Dyed in the wool

Following on from last week’s post about the mediaeval wool trade, we now look at some of the plant-based dyes that have been used since ancient times to colour wool – woad, madder and weld were often described as the ‘holy trinity’ for dyers.

The leaves of woad (Isatis tinctoria, a yellow-flowered member of the mustard family and also a medicinal plant) produce blue. It is a biennial that flowers and seeds in its second year with the leaves of plants grown in fertile soil apparently producing the bluest colour. The term ‘Pictish’ to describe the ancient inhabitants of northern Britain comes from the Latin term for ‘painted’, which is how the Romans described these people who used woad on their skin.

This illustration of a woad mill in Germany is from a 1752 book by Daniel Gottfried Schreber’s. Image: Wikipedia

In mediaeval times there were important woad-growing regions in England, Germany and France, where Toulouse became prosperous from the woad trade. Woad was eventually replaced by the more colour-fast indigo and in the early 20th century, both were replaced by synthetic dyes. Read more about woad in Britain. Or go here to read more about woad in France.

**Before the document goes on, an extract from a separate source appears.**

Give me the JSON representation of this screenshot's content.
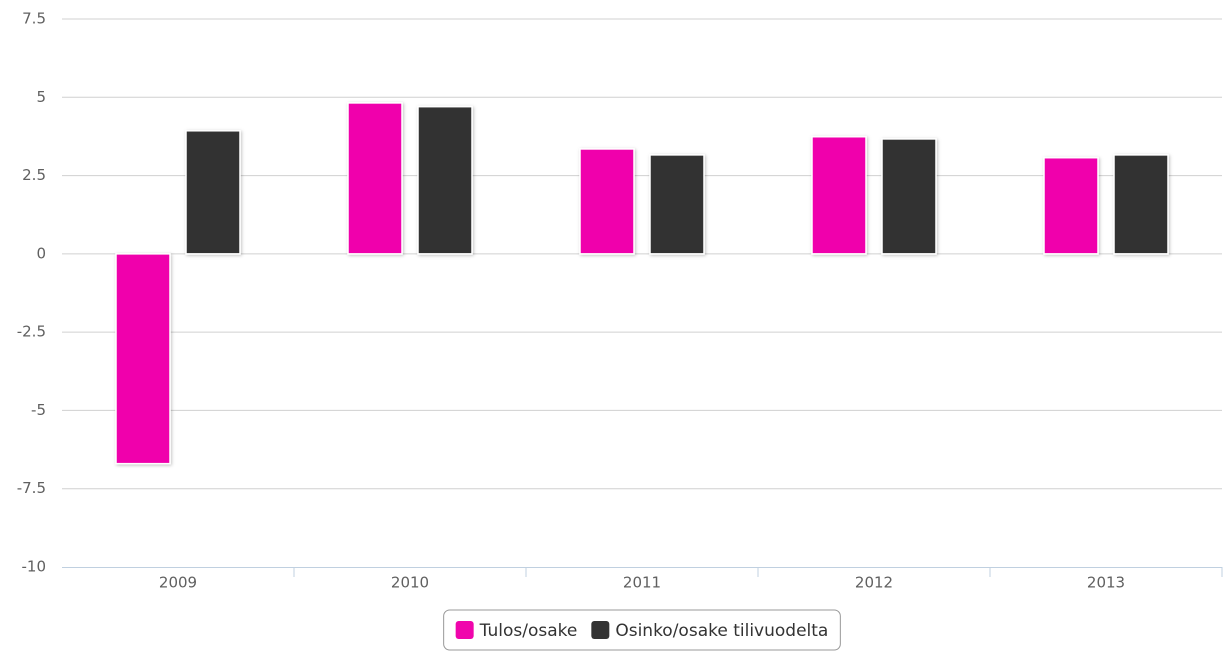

Featuring the colours of woad (blue), madder (red) and weld (yellow) is The Unicorn is Killed and Brought to the Castle, one of a series of seven tapestries making up The Hunt of the Unicorn, woven between 1495 and 1505 (about). The tapestry is at the Cloisters Museum, New York. Image: Wikipedia

The leaves of the indigo plant (Indigofera tinctoria) are soaked and fermented to produce the brilliant blue dye that has been popular for some 4,000 years. A legume plant (nitrogen-fixing), Indigofera tinctoria may be an annual, perennial or biennial, depending upon the climate. Dyeing with indigo is an intriguing process as cloth removed from the dye pot looks yellow, but rapidly turns blue when exposed to the air.

Skeins of wool dyed with varying shades of madder. Photo: Wikipedia

Madder (Rubia tinctorum) is a hardy perennial that spreads easily, so should only be grown with care and in confinement. The plant should be left for 3 years before roots are harvested. Apparently, adding lime to the soil in autumn or winter will produce a deeper red from the root. Cloth dyed with madder tended to fade so the European discovery of cochineal insects in Mexico, and the red dye they produce, was a revolution.

Wool dyed with weld for tapestries woven at the Ramses Wissa Wassef Art Centre, Giza, Egypt. Photo: Wikipedia

Weld (Reseda luteola, dyer’s weed) is another ancient dye, this one producing yellow from its leaves – brighter from fresh leaves and softer from dried leaves. The Romans used weld to dye the tunics of the Vestal Virgins. When over-dyed with woad, it produces ‘Lincoln Green’, which is supposed to have been used to dye the clothes worn by Robin Hood and his band in the 13th century. Used with madder it produces an orange. The biennial plant prefers to grow in limestone or chalk soil.

Just to note that ‘Lincoln Grayne’ originally referred to a high-quality red cloth, the word ‘scarlet’ then meaning not a colour but a cloth, while the ‘green’ was cloth of a lesser quality. Since at least the Elizabethan period, however, ‘Lincoln Green’ has meant a shade of green.

Other English towns also had specialty dyes, including “Coventry blue”, with the renowned permanence of the colour leading to the phrase “as true as Coventry blue” or “true blue”. Sadly, the recipe for Coventry Blue was apparently lost in the 17th century during the reign of the Puritans.